Thanks for having a look.
The preprocessing was done in BrainVoyager and the data were subsequently exported to Nifti via matlab - admittedly in a rather quick and dirty fashion. I can see whether this could be optimized (apologies if this led to unforeseen issues). However, the very same files were used to try out the different tedpca options mentioned above, so I guess it would still be interesting to see why they diverge so much.
Do you have the un-preprocessed data? I’d like to try and run motion correction on it with AFNI and see if I get a different result, hopefully helping us track down the issue.
I’ve uploaded the unprocessed dicoms and sent you the link.
Thanks again - please let me know if I can help out in any way.
Hi @exumbra. There’s quite a few differences between the data that I get from running a dicom to nifti conversion and then preprocessing with AFNI vs. using your nifti files. The matrix size of the image is different (I get 96x96x81 vs. your 96x96x66), the orientations are very different (which should be irrelevant but indicates some differences in header treatment), and most importantly it seems that despite the same voxel dimensions and the fact that your image seems to be a subset of the one that I got, there are many more nonzero voxels in my image than yours. This is making it a little tricky to do a one-to-one comparison. However, I do believe it’s contributing to the PCA step because you get far fewer samples to conduct it. I’ll continue investigating differences but I wanted to give you a quick update.

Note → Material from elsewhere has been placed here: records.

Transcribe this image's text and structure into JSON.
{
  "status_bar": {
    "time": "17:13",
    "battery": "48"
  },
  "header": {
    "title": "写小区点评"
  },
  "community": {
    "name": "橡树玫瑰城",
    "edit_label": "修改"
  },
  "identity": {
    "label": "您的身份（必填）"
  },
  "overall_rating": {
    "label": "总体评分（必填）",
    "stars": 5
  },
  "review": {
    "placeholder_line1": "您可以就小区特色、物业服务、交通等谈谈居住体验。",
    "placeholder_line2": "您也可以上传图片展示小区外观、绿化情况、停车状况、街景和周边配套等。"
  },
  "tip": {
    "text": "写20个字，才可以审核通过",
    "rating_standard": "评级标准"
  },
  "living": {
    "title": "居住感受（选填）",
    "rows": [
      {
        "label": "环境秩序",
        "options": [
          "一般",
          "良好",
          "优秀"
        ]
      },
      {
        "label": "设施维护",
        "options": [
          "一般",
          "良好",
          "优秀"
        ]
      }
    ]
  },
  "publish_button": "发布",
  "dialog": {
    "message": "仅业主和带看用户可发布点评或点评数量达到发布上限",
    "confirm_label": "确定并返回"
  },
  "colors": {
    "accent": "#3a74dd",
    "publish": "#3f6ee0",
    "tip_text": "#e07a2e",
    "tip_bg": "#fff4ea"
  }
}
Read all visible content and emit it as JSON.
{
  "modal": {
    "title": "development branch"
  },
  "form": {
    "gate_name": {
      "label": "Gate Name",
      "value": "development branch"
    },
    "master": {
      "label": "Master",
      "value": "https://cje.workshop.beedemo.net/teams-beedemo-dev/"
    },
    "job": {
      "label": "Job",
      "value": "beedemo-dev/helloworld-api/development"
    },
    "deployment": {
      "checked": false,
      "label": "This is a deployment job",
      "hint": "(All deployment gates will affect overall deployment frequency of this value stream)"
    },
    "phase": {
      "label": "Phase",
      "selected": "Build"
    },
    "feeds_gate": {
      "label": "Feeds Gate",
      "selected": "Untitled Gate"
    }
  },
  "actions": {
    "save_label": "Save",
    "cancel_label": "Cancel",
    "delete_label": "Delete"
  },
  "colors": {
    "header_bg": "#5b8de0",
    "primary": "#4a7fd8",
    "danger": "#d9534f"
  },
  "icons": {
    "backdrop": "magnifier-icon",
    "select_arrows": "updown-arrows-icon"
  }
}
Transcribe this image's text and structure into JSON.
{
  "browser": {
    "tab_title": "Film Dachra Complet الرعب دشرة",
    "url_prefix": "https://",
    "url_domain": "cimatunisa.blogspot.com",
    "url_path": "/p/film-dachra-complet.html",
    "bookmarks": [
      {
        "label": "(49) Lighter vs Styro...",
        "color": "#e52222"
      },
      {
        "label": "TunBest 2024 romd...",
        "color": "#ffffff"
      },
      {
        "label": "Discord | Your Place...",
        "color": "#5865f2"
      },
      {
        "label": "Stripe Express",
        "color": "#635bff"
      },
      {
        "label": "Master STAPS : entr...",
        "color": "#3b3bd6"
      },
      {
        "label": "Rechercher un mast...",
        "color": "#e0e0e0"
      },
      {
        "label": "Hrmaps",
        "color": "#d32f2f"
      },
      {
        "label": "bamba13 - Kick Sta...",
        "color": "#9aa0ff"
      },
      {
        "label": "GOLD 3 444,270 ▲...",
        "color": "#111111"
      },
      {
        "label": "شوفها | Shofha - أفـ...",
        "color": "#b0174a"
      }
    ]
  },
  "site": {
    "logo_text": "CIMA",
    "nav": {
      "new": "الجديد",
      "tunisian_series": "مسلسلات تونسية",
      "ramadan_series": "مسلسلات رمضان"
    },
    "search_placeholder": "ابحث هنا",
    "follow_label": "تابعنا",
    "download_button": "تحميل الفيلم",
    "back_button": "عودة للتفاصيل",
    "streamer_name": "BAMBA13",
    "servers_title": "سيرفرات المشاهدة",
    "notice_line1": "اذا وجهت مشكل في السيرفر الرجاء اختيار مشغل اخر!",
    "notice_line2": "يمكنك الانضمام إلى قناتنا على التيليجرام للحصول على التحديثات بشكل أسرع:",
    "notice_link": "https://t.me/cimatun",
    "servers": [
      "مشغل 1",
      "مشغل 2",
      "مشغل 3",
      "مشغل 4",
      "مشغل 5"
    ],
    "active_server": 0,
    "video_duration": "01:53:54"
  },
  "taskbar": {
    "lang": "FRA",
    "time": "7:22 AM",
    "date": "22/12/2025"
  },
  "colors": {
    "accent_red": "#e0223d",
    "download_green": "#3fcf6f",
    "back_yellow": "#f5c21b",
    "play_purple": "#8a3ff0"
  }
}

Thank you @jbteves for the in-depth look you’re taking.
It could be the case that having many zero values made tedpca fail when performing the subsampling step and calculating the entropy rate (which is used to find the optimal value).
It would be interesting to see how different the two datasets are. Could you share your preprocessed data too @jbteves ?
Thanks @jbteves!
I guess the image matrix size difference is the easiest to explain: our dataset consists of 66 slices, but including the entire dcm mosaic (9x9) would sum up to 81 slices. However, since this would leave you with 15 empty slices at the top, I’m a bit puzzled by your finding that you actually have more nonzero voxels. I’ll try to figure out whether there’s a considerable decrease in nonzero voxels across the different steps within our preprocessing pipeline (in comparison to the original dcm content), but so far I honestly wouldn’t know why that would be the case…
Hm. What are the steps in the pipeline you used?